1. Field
This invention relates generally to a pulsed fiber laser amplifier system and, more particularly, to a pulsed fiber laser amplifier system that employs a plurality of optical sources providing seed pulse beams at different wavelengths and a single fiber amplifier chain that amplifies all of the seed pulse beams at different time intervals, where the spaced apart amplified seed pulse beams are combined into a single pulse output beam using a spectral-temporal beam combiner.
2. Discussion
High power laser amplifiers have many applications, including industrial, commercial, military, etc. Designers of laser amplifiers are continuously investigating ways to increase the power of the laser amplifier for these applications. One known type of laser amplifier is a fiber laser amplifier that employs a doped fiber and a pump beam to generate the laser beam, where the fiber has an active core diameter of about 10-20 μm or larger.
Improvements in fiber laser amplifier designs have increased the output power of the fiber to approach its theoretical power and beam quality limit. To further increase the output power of a fiber amplifier some fiber laser systems employ multiple fiber lasers that combine the fiber beams in some fashion to generate higher powers. A design challenge for fiber laser amplifier systems of this type is to combine the beams from a plurality of fibers in a coherent manner so that the beams provide a single beam output having a uniform phase over the beam diameter such that the beam can be focused to a small focal spot. Focusing the combined beam to a small spot at a long distance (far-field) defines the beam quality of the beam, where the more the more uniform the combined phase front the better the beam quality.
In one known multiple fiber amplifier design, a master oscillator (MO) generates a signal beam that is split into a plurality of fiber beams each having a common wavelength where each fiber beam is amplified. The amplified fiber beams are then collimated and directed to a diffractive optical element (DOE) that combines the coherent fiber beams into a signal output beam. The DOE has a periodic structure formed into the element so that when the individual fiber beams each having a slightly different angular direction are redirected by the periodic structure all of the beams diffract from the DOE in the same direction. Each fiber beam is provided to a phase modulator that controls the phase of the beam so that the phase of all the fiber beams is maintained coherent. However, limitations on bandwidth and phasing errors limits the number of fiber beams that can be coherently combined, thus limiting the output power of the laser.
To overcome these limitations and further increase the laser power, multiple master oscillators are provided to generate signal beams at different wavelengths, where each of the individual wavelength signal beams are split into a number of fiber beams and where each group of fiber beams has the same wavelength and are mutually coherent. Each group of the coherent fiber beams at a respective wavelength are first coherently combined by a DOE, and then each group of coherently combined beams are directed to a spectral beam combination (SBC) grating at slightly different angles that diffracts the beams in the same direction as a single combined beam of multiple wavelengths. The SBC grating also includes a periodic structure for combining the beams at the different wavelengths.

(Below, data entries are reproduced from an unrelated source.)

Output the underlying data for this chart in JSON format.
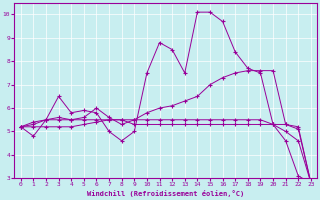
{
  "xlabel": "Windchill (Refroidissement éolien,°C)",
  "xlim": [
    -0.5,
    23.5
  ],
  "ylim": [
    3,
    10.5
  ],
  "xticks": [
    0,
    1,
    2,
    3,
    4,
    5,
    6,
    7,
    8,
    9,
    10,
    11,
    12,
    13,
    14,
    15,
    16,
    17,
    18,
    19,
    20,
    21,
    22,
    23
  ],
  "yticks": [
    3,
    4,
    5,
    6,
    7,
    8,
    9,
    10
  ],
  "bg_color": "#c8eef0",
  "line_color": "#990099",
  "grid_color": "#ffffff",
  "line1_x": [
    0,
    1,
    2,
    3,
    4,
    5,
    6,
    7,
    8,
    9,
    10,
    11,
    12,
    13,
    14,
    15,
    16,
    17,
    18,
    19,
    20,
    21,
    22,
    23
  ],
  "line1_y": [
    5.2,
    4.8,
    5.5,
    6.5,
    5.8,
    5.9,
    5.8,
    5.0,
    4.6,
    5.0,
    7.5,
    8.8,
    8.5,
    7.5,
    10.1,
    10.1,
    9.7,
    8.4,
    7.7,
    7.5,
    5.3,
    4.6,
    3.1,
    2.8
  ],
  "line2_x": [
    0,
    1,
    2,
    3,
    4,
    5,
    6,
    7,
    8,
    9,
    10,
    11,
    12,
    13,
    14,
    15,
    16,
    17,
    18,
    19,
    20,
    21,
    22,
    23
  ],
  "line2_y": [
    5.2,
    5.3,
    5.5,
    5.6,
    5.5,
    5.6,
    6.0,
    5.6,
    5.3,
    5.5,
    5.8,
    6.0,
    6.1,
    6.3,
    6.5,
    7.0,
    7.3,
    7.5,
    7.6,
    7.6,
    7.6,
    5.3,
    5.2,
    2.8
  ],
  "line3_x": [
    0,
    1,
    2,
    3,
    4,
    5,
    6,
    7,
    8,
    9,
    10,
    11,
    12,
    13,
    14,
    15,
    16,
    17,
    18,
    19,
    20,
    21,
    22,
    23
  ],
  "line3_y": [
    5.2,
    5.4,
    5.5,
    5.5,
    5.5,
    5.5,
    5.5,
    5.5,
    5.5,
    5.3,
    5.3,
    5.3,
    5.3,
    5.3,
    5.3,
    5.3,
    5.3,
    5.3,
    5.3,
    5.3,
    5.3,
    5.0,
    4.6,
    2.8
  ],
  "line4_x": [
    0,
    1,
    2,
    3,
    4,
    5,
    6,
    7,
    8,
    9,
    10,
    11,
    12,
    13,
    14,
    15,
    16,
    17,
    18,
    19,
    20,
    21,
    22,
    23
  ],
  "line4_y": [
    5.2,
    5.2,
    5.2,
    5.2,
    5.2,
    5.3,
    5.4,
    5.5,
    5.5,
    5.5,
    5.5,
    5.5,
    5.5,
    5.5,
    5.5,
    5.5,
    5.5,
    5.5,
    5.5,
    5.5,
    5.3,
    5.3,
    5.1,
    2.8
  ]
}
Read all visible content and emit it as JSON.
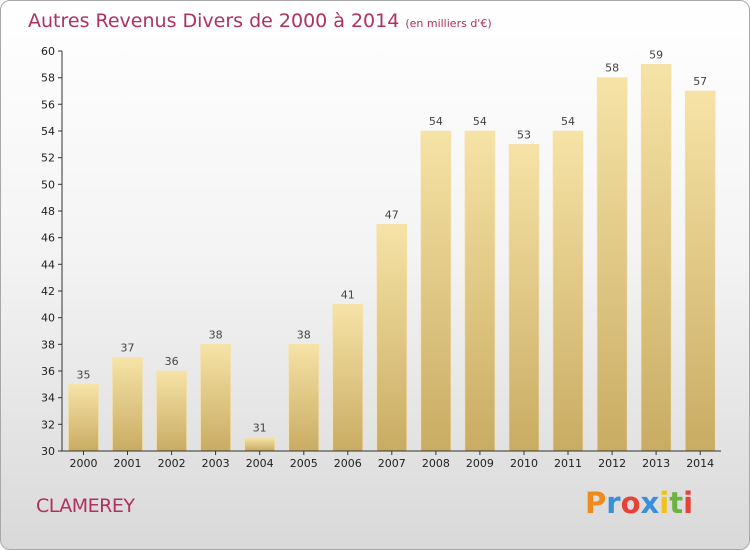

One specific application for fiber laser amplifiers is for 3-D Ladar range finding of objects that may be at a considerable distance. Laser beam pulses emitted by the fiber laser amplifier are reflected off of the object being targeted, and the reflected pulses from the object are collected by a receiver that includes, for example, an avalanche diode charge coupled device (CCD) array that provides both temporal and spatial imaging of the object to provide range information. By employing pulse widths of about 1 ns, images of the object can be achieved with a spatial resolution of inches at a range of 100 kilometers or more, thus providing a usable system for both terrestrial and space applications.
For certain fiber laser range finder systems, the fiber amplifiers operate in the <200 kHz range, where the energy storage capability and hence the average power capability of the fiber is limited because of peak power limitations. Typical large core fibers, i.e., 40 μm, often employed for these applications can store energies of about 2.5 mJ/pulse, but are limited to about 250 μJ/pulse at 1 ns pulse width by nonlinearities, such as self-phase modulation, in the fiber, which broadens the beam spectrum beyond what is usable for many applications. Further, these applications often require electrically efficient compact laser sources in the 200 W average power range. Such amplifier systems require pulse energies of 5 mJ/pulse, 0.5-1 ns pulse widths, and are limited to repetition rates of less than 40 kHz by a single photon counter detector readout electronic rate and require laser spectral bandwidths less than 1 nm so that the receiver can discriminate against solar background effects.
The pulse energies referred to above for laser range finding applications cannot be achieved using a single fiber amplifier chain because of the material limitations of the fiber. In order to obtain the desired power for these applications a number of fiber amplifier chains operating at different wavelengths are typically employed, where the fiber beam from each fiber amplifier chain is combined by, for example, a spectral beam combiner to provide a single pulse overlapped output beam at the desired power level. However, providing many fiber chains to provide the desired power significantly increases the complexity of the system, the cost of the system and the ability to package the system in a reasonable manner.